Legitimate businessmen like Josh Hall, who owns a Florida moving company; he claims that Spartan Van Lines is masquerading under the same name as his company. He told Oliver it's had a "definite impact" on his business.
Hall estimates business is down 50 percent because of the negative reviews generated by the other Spartan Van Lines, a company CBS News tracked down to an office outside Philadelphia. Although the moving company told us their hub and fleet of trucks are located at a Doylestown, Pa., address, all we found there was a mailbox.
More than a thousand miles away, in Hallandale, Florida, Oliver tracked down the company's owner, Joshua Vaknin.
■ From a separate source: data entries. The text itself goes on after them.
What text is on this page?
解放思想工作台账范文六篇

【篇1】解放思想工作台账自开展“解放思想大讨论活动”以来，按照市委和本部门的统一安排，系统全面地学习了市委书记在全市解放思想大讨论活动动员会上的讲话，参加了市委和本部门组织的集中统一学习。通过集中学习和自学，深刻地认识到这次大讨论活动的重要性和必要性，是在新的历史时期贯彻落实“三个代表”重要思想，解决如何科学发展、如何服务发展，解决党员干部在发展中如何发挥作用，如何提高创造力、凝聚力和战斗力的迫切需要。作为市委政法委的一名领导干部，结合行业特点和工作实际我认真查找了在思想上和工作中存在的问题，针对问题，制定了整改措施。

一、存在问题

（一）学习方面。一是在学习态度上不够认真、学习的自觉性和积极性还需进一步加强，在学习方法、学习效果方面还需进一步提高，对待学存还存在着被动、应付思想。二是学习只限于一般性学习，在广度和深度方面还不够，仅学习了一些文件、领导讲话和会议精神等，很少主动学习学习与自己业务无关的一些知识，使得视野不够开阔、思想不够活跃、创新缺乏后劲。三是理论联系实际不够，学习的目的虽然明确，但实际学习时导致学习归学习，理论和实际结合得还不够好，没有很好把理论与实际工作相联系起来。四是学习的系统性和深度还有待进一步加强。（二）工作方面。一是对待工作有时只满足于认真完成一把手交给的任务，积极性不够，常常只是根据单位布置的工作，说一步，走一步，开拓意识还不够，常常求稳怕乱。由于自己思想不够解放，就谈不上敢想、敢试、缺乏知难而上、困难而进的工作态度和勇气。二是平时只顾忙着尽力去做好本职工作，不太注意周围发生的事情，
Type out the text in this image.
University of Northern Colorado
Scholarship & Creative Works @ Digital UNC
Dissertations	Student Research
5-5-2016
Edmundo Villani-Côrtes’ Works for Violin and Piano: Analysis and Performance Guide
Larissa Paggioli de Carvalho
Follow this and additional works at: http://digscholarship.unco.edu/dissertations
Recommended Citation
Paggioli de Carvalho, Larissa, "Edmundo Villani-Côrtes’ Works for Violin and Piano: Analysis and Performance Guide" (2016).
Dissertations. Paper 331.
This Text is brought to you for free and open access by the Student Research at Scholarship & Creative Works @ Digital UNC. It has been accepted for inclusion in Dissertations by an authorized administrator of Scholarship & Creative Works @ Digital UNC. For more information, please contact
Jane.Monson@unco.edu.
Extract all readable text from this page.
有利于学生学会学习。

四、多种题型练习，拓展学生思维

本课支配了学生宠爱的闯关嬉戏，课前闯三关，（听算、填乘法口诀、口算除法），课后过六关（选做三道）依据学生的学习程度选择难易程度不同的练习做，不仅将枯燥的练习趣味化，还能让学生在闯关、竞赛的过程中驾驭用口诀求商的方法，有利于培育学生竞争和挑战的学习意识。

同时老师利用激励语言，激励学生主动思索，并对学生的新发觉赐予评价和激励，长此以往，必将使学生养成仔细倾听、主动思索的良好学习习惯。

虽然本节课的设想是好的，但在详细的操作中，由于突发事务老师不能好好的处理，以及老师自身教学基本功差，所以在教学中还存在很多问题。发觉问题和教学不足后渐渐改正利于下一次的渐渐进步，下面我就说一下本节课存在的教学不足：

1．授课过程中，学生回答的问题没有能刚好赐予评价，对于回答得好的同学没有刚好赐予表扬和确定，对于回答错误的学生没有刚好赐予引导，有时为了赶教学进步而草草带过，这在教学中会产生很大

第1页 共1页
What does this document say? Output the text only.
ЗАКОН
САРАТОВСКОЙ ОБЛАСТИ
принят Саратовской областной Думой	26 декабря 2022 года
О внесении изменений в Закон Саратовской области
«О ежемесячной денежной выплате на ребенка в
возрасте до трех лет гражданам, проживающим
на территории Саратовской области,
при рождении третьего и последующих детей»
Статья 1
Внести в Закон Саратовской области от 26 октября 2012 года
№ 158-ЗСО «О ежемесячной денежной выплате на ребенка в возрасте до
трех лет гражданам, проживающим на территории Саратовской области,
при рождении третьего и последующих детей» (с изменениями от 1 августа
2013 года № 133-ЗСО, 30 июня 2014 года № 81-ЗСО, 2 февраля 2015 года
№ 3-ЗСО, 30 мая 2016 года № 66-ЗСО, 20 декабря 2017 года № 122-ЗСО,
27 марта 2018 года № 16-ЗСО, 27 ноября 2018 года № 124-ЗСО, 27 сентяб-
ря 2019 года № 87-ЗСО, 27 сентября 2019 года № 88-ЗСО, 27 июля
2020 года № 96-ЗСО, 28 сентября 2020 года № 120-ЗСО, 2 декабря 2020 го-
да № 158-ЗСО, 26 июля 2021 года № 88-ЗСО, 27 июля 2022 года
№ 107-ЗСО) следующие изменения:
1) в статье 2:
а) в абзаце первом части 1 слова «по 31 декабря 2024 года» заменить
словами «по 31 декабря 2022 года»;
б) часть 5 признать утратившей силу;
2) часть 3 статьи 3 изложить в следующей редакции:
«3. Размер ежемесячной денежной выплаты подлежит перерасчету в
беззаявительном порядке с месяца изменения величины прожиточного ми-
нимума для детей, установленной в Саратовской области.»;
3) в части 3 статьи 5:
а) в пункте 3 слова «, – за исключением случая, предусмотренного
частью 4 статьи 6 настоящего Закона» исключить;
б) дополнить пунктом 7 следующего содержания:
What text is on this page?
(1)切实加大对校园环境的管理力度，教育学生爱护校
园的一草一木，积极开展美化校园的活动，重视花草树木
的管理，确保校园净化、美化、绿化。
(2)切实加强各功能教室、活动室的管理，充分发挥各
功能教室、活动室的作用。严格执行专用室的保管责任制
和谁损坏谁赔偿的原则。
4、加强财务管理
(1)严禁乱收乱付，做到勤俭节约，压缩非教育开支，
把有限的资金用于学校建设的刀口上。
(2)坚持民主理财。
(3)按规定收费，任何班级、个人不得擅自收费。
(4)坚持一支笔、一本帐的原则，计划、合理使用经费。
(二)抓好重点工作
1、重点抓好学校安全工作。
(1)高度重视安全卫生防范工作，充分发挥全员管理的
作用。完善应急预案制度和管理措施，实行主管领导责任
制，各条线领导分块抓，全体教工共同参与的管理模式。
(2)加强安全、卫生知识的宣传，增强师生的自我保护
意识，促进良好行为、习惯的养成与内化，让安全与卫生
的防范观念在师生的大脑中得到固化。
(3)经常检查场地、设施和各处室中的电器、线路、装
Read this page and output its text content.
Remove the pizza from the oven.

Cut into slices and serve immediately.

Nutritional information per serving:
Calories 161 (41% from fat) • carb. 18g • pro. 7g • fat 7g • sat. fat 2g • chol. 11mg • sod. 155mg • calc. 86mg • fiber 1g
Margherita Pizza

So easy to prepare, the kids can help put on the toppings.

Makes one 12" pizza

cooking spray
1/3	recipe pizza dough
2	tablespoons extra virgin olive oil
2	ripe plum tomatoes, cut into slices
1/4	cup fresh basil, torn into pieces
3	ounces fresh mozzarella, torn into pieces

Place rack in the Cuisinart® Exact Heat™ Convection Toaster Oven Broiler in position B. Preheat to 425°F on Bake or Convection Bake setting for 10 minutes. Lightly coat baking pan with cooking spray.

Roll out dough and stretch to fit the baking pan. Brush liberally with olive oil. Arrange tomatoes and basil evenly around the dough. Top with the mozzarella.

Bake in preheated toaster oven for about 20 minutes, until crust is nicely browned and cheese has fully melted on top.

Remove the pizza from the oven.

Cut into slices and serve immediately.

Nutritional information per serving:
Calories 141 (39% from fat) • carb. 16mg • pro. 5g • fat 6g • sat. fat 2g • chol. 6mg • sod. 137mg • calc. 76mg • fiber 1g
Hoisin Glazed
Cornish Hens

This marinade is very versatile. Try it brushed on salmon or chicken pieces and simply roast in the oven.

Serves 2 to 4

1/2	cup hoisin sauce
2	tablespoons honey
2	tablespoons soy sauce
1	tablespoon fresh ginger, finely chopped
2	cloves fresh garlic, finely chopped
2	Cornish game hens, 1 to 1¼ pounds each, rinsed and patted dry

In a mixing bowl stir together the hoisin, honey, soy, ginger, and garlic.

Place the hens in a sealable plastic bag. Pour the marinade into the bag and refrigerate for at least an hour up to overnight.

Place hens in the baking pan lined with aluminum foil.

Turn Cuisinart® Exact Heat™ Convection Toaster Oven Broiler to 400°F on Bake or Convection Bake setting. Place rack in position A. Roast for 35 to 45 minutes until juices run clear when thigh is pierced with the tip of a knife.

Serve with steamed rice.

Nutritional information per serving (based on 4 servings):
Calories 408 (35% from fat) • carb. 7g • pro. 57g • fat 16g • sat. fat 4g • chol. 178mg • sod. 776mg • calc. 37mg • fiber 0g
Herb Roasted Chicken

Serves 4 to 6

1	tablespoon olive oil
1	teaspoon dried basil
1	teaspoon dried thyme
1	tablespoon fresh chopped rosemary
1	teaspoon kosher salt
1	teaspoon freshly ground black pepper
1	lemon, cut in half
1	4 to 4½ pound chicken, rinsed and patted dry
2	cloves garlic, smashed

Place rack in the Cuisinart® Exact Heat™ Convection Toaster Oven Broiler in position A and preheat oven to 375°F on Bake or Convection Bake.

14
He refused to talk on camera, but denied all accusations of fraud.
Meanwhile, in her empty apartment, Delores Skeen is still recovering from surgery, and is facing retirement with no personal belongings, no furniture, and no clothes.
"This is it; obviously I can't work anymore," she said.
"Are you depressed?" asked Oliver.
"Very," she said, getting emotional. "It's just horrible what this company has done to people, and I'm not the only one."
"CBS This Morning" reached out to Spartan Van Lines to help locate Skeen's property. They finally told us her things never left Texas and were in storage. Spartan's owner told us her property won't be released until the remaining balance of nearly $9,000 is paid in full.
To find out if a moving company is legitimate, consumers are directed to a website, moving.org, where they can find out if there are complaints against a firm.